Neodymium is a soft silvery metal that oxidizes when it is exposed to air. It is a chemical element and it represented by the atomic number 60 and the chemical symbol Nd. It is never found in free form in nature, but it can be found as a part of certain minerals, such as monazite and bastnäsite. It is classified as a rare earth element, but is actually very common in the crust of the Earth (it is estimated that the neodymium reserves could be higher than 8 million metric tons). About 7,000 metric tons are produced each year. The largest producer of this metal is China and other significant producers include the United States, India, Brazil, Sri Lanka, and Australia. Let’s find out who discovered this element.
Who discovered neodymium?
In 1841 Swedish chemist Carl Mosander discovered didymium, which he incorrectly believed to be a new element. In fact, didymium was a mixture of two previously undiscovered elements: praseodymium and neodymium.

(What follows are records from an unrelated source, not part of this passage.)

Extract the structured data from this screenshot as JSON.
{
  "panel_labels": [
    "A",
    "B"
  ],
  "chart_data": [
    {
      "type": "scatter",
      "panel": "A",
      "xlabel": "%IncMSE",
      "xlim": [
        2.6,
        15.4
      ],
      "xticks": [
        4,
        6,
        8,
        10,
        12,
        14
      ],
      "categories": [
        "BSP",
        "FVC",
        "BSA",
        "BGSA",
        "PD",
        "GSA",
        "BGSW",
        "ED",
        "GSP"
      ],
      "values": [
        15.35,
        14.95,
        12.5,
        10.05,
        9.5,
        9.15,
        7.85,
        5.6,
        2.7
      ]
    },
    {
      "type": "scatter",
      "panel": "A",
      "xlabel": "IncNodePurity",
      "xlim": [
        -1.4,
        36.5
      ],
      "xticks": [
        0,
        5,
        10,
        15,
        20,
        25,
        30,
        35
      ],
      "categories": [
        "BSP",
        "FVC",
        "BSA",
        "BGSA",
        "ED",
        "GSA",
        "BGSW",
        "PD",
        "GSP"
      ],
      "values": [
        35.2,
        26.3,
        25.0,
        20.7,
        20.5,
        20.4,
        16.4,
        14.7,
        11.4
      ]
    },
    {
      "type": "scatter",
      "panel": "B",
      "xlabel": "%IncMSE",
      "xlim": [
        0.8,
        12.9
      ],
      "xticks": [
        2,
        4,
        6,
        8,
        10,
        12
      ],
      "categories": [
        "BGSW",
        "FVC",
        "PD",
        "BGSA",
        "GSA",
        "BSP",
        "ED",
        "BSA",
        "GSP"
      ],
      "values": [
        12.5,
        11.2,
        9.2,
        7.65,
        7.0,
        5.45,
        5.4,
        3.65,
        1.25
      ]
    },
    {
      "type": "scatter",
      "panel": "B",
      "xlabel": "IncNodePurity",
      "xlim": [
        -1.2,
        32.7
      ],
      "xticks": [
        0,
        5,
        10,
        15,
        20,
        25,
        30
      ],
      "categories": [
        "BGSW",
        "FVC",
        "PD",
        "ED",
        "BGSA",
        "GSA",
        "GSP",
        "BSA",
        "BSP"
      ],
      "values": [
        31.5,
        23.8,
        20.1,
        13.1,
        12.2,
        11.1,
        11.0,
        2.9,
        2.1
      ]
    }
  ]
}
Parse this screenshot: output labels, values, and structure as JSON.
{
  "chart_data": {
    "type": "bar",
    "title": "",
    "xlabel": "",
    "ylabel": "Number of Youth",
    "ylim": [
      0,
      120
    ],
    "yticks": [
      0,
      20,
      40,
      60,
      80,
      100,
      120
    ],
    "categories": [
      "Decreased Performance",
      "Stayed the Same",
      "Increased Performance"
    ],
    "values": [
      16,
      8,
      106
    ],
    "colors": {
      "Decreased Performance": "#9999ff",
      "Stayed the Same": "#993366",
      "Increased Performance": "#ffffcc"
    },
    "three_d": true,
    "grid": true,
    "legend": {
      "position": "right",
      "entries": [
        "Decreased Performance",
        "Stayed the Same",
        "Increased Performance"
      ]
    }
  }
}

Swedish chemist Per Teodor Cleve was the first to conclude that didymium was actually a mixture of two or more elements. In 1885 Austrian chemist Carl Auer Freiherr von Welsbach isolated the salts of praseodymium and neodymium (which were recognized because of their different colors). He named the elements “praseodidymium” and “neodidymium”, but it wasn’t long before the names were shortened slightly. The name for this new element came from the Greek word neos (new) and from the name didymium.
Did you know?
Despite being discovered in 1885, Neodymium wasn’t isolated into its pure form until 1925. Just a few years later the first commercial application for this element was discovered (it was used to color glass and it is still used for this purpose today).